Выбрать главу

— Ты звал нас, и мы пришли! Дети новой эпохи! Дети поезда «Пенза-Москва»! Мы поверили тебе, гуру!

И солдат вытянул руку в направлении того, кто уже сам продвигался к Назарову, зачарованный его словами, как звуками волшебной дудочки. Долговязый молодой человек с волосами до плеч и изможденным лицом. Поэт, мелькнувший в поезде «Пенза-Москва», но не забытый Федором Назаровым.

— Вот к кому мы шли! Вот кто позвал нас! — это уже предназначалось «матросику». Поэт не замедлил подтвердить обладателю лент и «пулеметных» взглядов справедливость солдатских слов.

— Это поверившие мне, мои ученики, — слеза уже катилась по изможденному лицу молодого предвозвестника Нового Мира. — Слово проникло в них, Слово проросло в них буйноцветом. Они взмахнут крыльями, их души откроют глаза в Бескрайность Духа. И воспарят.

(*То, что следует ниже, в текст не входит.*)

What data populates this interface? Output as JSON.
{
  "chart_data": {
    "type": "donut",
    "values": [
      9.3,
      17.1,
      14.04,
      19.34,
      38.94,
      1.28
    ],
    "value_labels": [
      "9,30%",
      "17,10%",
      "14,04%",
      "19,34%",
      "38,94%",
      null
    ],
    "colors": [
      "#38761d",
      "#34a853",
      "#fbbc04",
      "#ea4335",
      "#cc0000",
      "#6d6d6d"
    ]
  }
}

Поэт взял солдата за руку и повел за собой наверх мимо обомлевшего матросика. Раков и Сосницкий поспешили присоединиться к восходящим. Вся троица незваных гостей спинами почувствовала провожающий их взгляд «пулеметных» глаз.

Как правильно просчитал Назаров, поэт не станет поверять логикой весьма сомнительную историю о «духовном прозрении» солдата и его дружков. Поэты, особенно те, которые похожи на сумасшедших, люди далекие от презренного обывательского здравого смысла.

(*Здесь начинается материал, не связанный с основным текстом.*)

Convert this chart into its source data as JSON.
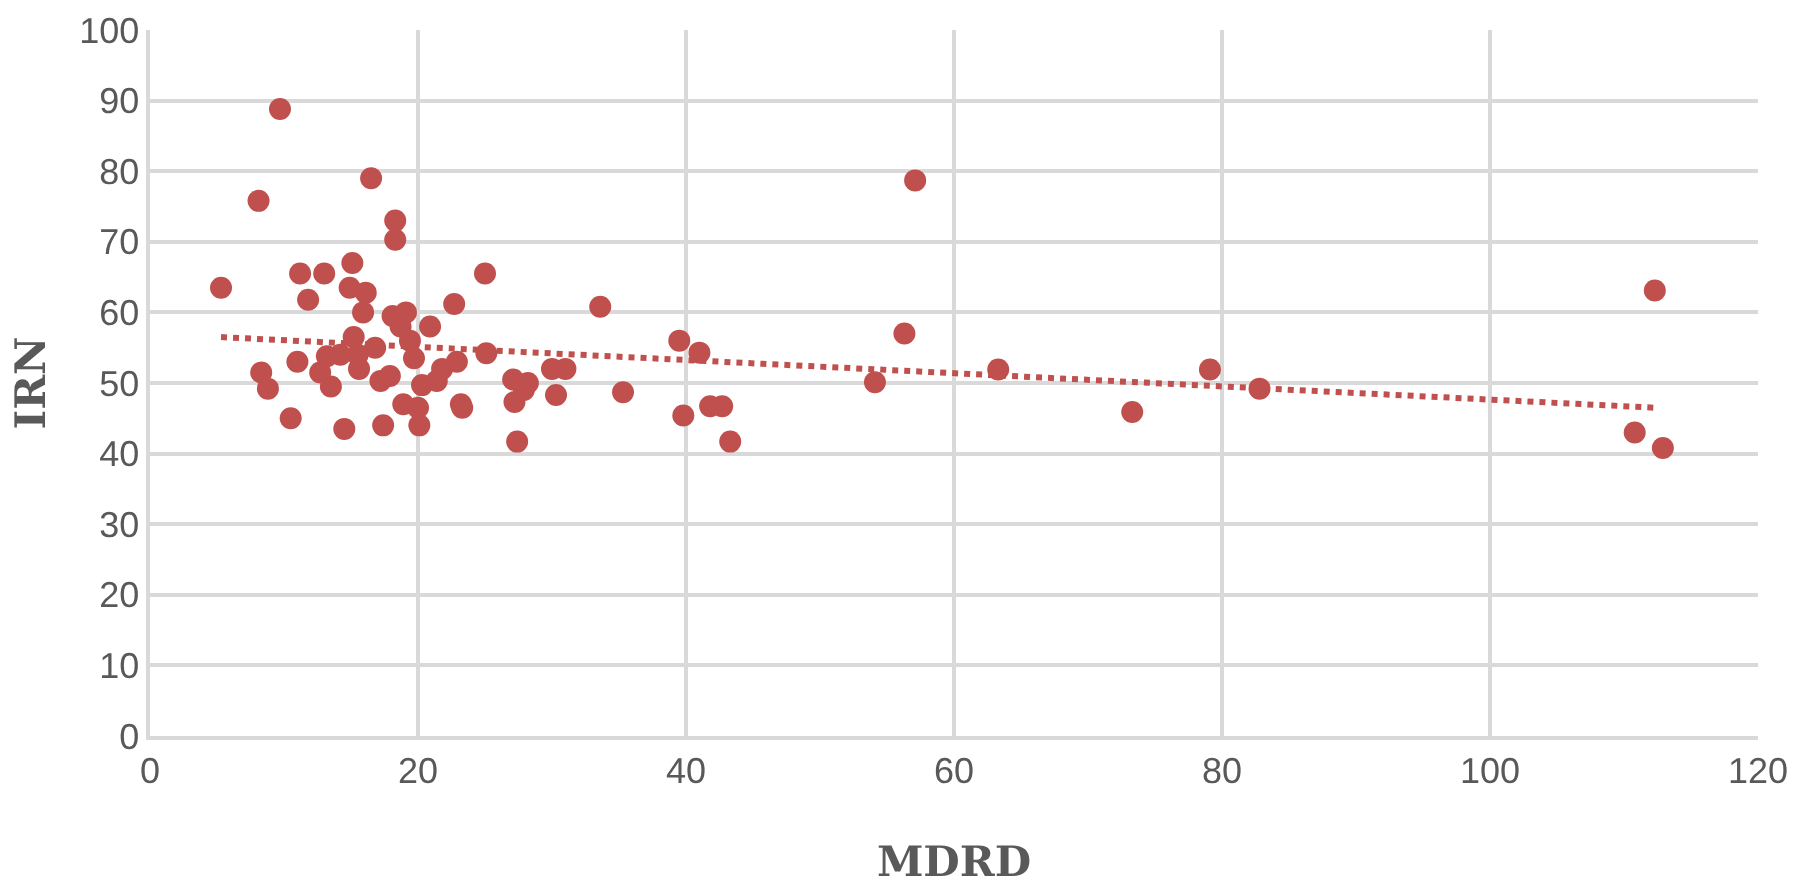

Матросик, конечно, не поверил в представление, устроенное Назаровым, но знакомство поэта с солдатом налицо, мнимое приглашение в этот особняк подтверждено, и хмырь был вынужден отстать. Значит, подумал Федор, поэты здесь в уважухе.

Они прошагали через лестничную площадку, причем дама в боа не упустила такого случая и пустила в лицо товарищу Назарову струю табачного дыма. «Бабы у них здесь точно все двинутые, — подумал Федор, — пристрелить бы дурочку, да вдруг это искренний знак внимания, идущий от чистого, но сумасшедшего сердца…»

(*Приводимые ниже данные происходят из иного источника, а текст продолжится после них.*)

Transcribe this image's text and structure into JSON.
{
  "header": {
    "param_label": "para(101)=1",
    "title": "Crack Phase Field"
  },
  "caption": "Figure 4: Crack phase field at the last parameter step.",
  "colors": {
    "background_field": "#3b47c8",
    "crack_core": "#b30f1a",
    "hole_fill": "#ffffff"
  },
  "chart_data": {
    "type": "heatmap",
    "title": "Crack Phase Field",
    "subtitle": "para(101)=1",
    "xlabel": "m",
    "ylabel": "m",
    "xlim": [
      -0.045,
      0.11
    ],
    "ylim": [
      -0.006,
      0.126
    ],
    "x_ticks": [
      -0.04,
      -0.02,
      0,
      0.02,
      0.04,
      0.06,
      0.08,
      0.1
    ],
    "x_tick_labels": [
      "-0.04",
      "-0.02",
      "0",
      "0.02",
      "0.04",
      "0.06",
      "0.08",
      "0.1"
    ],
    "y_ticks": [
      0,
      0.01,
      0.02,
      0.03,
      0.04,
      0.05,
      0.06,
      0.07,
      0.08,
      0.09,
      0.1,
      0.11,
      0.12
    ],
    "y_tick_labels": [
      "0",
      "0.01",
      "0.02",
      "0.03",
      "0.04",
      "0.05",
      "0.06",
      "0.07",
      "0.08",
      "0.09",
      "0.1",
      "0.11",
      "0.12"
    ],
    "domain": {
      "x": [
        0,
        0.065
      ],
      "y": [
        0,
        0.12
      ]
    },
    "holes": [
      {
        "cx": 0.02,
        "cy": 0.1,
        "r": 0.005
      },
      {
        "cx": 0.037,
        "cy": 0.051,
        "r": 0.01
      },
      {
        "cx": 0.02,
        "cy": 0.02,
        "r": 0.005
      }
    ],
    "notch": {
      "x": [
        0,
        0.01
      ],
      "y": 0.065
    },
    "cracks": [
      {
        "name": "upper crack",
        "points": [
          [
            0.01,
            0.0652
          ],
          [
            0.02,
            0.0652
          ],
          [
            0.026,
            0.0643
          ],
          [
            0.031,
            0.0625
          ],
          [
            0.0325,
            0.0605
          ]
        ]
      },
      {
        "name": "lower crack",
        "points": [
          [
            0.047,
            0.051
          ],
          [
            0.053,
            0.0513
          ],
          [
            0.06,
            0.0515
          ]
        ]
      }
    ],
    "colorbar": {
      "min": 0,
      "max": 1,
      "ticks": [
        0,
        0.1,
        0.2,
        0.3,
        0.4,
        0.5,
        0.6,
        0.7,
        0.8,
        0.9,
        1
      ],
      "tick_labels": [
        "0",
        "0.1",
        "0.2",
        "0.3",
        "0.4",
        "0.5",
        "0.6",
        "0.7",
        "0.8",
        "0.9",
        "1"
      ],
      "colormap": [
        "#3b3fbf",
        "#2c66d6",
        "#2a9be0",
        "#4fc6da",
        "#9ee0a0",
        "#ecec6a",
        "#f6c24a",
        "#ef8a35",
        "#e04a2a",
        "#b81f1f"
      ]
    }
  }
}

Распахнув створки дубовой двери, изысканной резьбой и габаритами напоминавшей врата старинной церкви, они вошли в зал.

— Обитель Свободных Духом, пристанище Осколков Бесконечности, гавань Отправляющихся в Старомирье с огоньками Новомирья в груди, — провозгласил поэт. — Добро пожаловать.

— Мать честная, — не удержался боец Раков, — с размахом-с гуляют.

Гуляли, действительно, с размахом. В зал, темные дубовые своды которого вознеслись на высоту птичьего полета, видимо, собрали мебель со всего особняка. На паркете, еще не затертом до полнейшего безобразия, стояли: восточные диваны с шелковой обивкой, узкие канапе, широкие спальные кровати, вольтеровские кресла, кабинетные кресла, плетеные кресла-качалки, мягкие стулья с овальными спинками и гнутыми ножками, жесткие стулья с прямоугольными спинками и прямыми ножками, пуфы и табуретки, обеденные, а также журнальные столы, шахматные столики и простонародные лавки.

Темноту над мебельным ералашем разгоняли и пошлые керосинки, и свечи в надменных канделябрах, и свечи в непритязательных подсвечниках, и свечи, вставленные в бутылки, и многочисленные, незатухающие огоньки папиросок.

Людская пестрота гармонировала с мебельной. Мужская половина: от расхристанных юнкеров и разбушлатившихся матросиков до джентльменов в цилиндрах. Женская половина: от мнимых скромниц с чертиками в глазах до совершенно раздетых, хохочущих девиц. И те, и те бросали вызов прерассудкам прическами и нарядами, отвешивали увесистую затрещину скромности и умеренности алкоголем, кокаином и раскованным поведением. Раскованное поведение особенно удавалось на бывших буржуйских кроватях и диванах.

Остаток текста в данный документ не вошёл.